The new left-wing government in Madrid forecast 1.6% growth this year, down from a previous 1.8% forecast.

The new deficit goal of 1.8% of gross domestic product, though below last year's estimated 2%, is higher than previous forecasts and marks further divergence from a trajectory agreed with the European Commission two years ago.

Spain is no longer bound by the Commission's excessive deficit procedure, but the EU executive still has the last word in giving a green light or not on member countries' budgets.

It had earlier voiced concerns that Spain could fail to cut the structural deficit by 0.65% required of it this year.

Economy Minister Nadia Calvino told a news conference the government was in talks with the European Commission over its new budget data and stressed that it was still committed to reducing deficit and debt levels.

"The government's commitment to the European rules is clear," she said.

"We are approving stability goals that will guarantee that Spain will keep on reducing its deficit and its sovereign debt at a pace that doesn't hurt growth or job creation."
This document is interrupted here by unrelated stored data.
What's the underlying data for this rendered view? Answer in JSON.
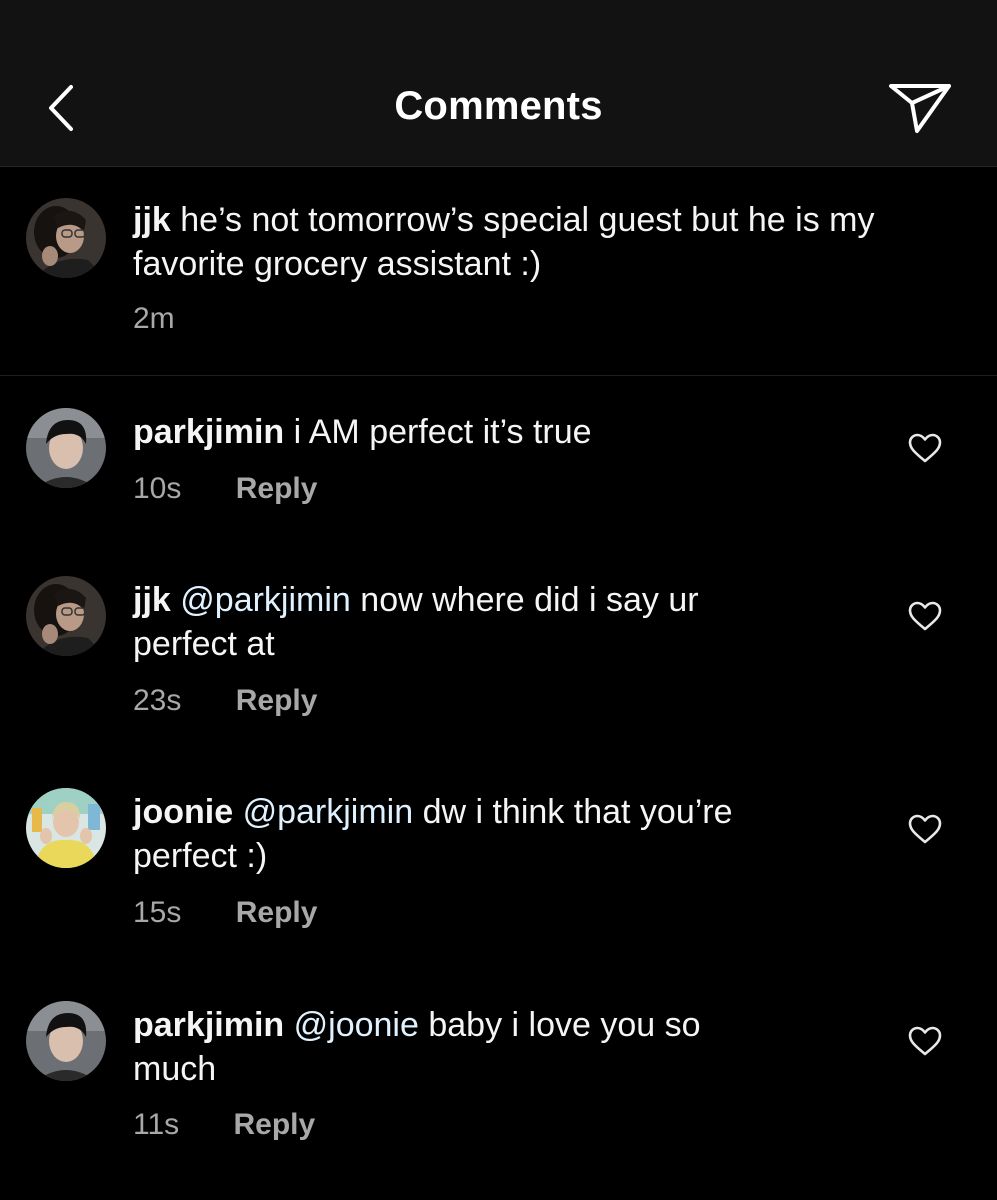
{
  "header": {
    "title": "Comments",
    "back_icon": "chevron-left-icon",
    "share_icon": "paper-plane-icon"
  },
  "caption": {
    "username": "jjk",
    "text": "he’s not tomorrow’s special guest but he is my favorite grocery assistant :)",
    "time": "2m"
  },
  "comments": [
    {
      "username": "parkjimin",
      "mention": "",
      "text": "i AM perfect it’s true",
      "time": "10s",
      "reply_label": "Reply"
    },
    {
      "username": "jjk",
      "mention": "@parkjimin",
      "text": "now where did i say ur perfect at",
      "time": "23s",
      "reply_label": "Reply"
    },
    {
      "username": "joonie",
      "mention": "@parkjimin",
      "text": "dw i think that you’re perfect :)",
      "time": "15s",
      "reply_label": "Reply"
    },
    {
      "username": "parkjimin",
      "mention": "@joonie",
      "text": "baby i love you so much",
      "time": "11s",
      "reply_label": "Reply"
    }
  ],
  "colors": {
    "background": "#000000",
    "header_bg": "#121212",
    "text": "#f5f5f5",
    "meta": "#a8a8a8",
    "mention": "#e0f1ff"
  }
}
The government expects growth to further slow down to 1.5% in 2021 before recovering to 1.6% in 2022 and 1.7% in 2023. The deficit is likely to narrow to 1.5% in 2021, 1.2% in 2022 and 0.9% in 2023, Calvino added.

Budget Minister Maria Jesus Montero said the debt-to-GDP ratio would gradually fall to 91.7% in 2022 from an envisaged 94.6% in 2020, and then to below 90% afterwards.

The ripple effects of the U.S.-China trade war and other factors such as Brexit and more recently the new COVID-19 coronavirus in China have prompted an economic deceleration in Europe likely to continue well into 2020.

The anticipated slowdown in Spain will curb the decline in the unemployment rate experienced over the past five years, Calvino said.Since Spain emerged from a severe crisis in 2013, unemployment has receded from a peak of nearly 27% early in that year to 13.78% in late 2019.

The government now expects the 2020 rate to plateau at 13.6% at the end of the year.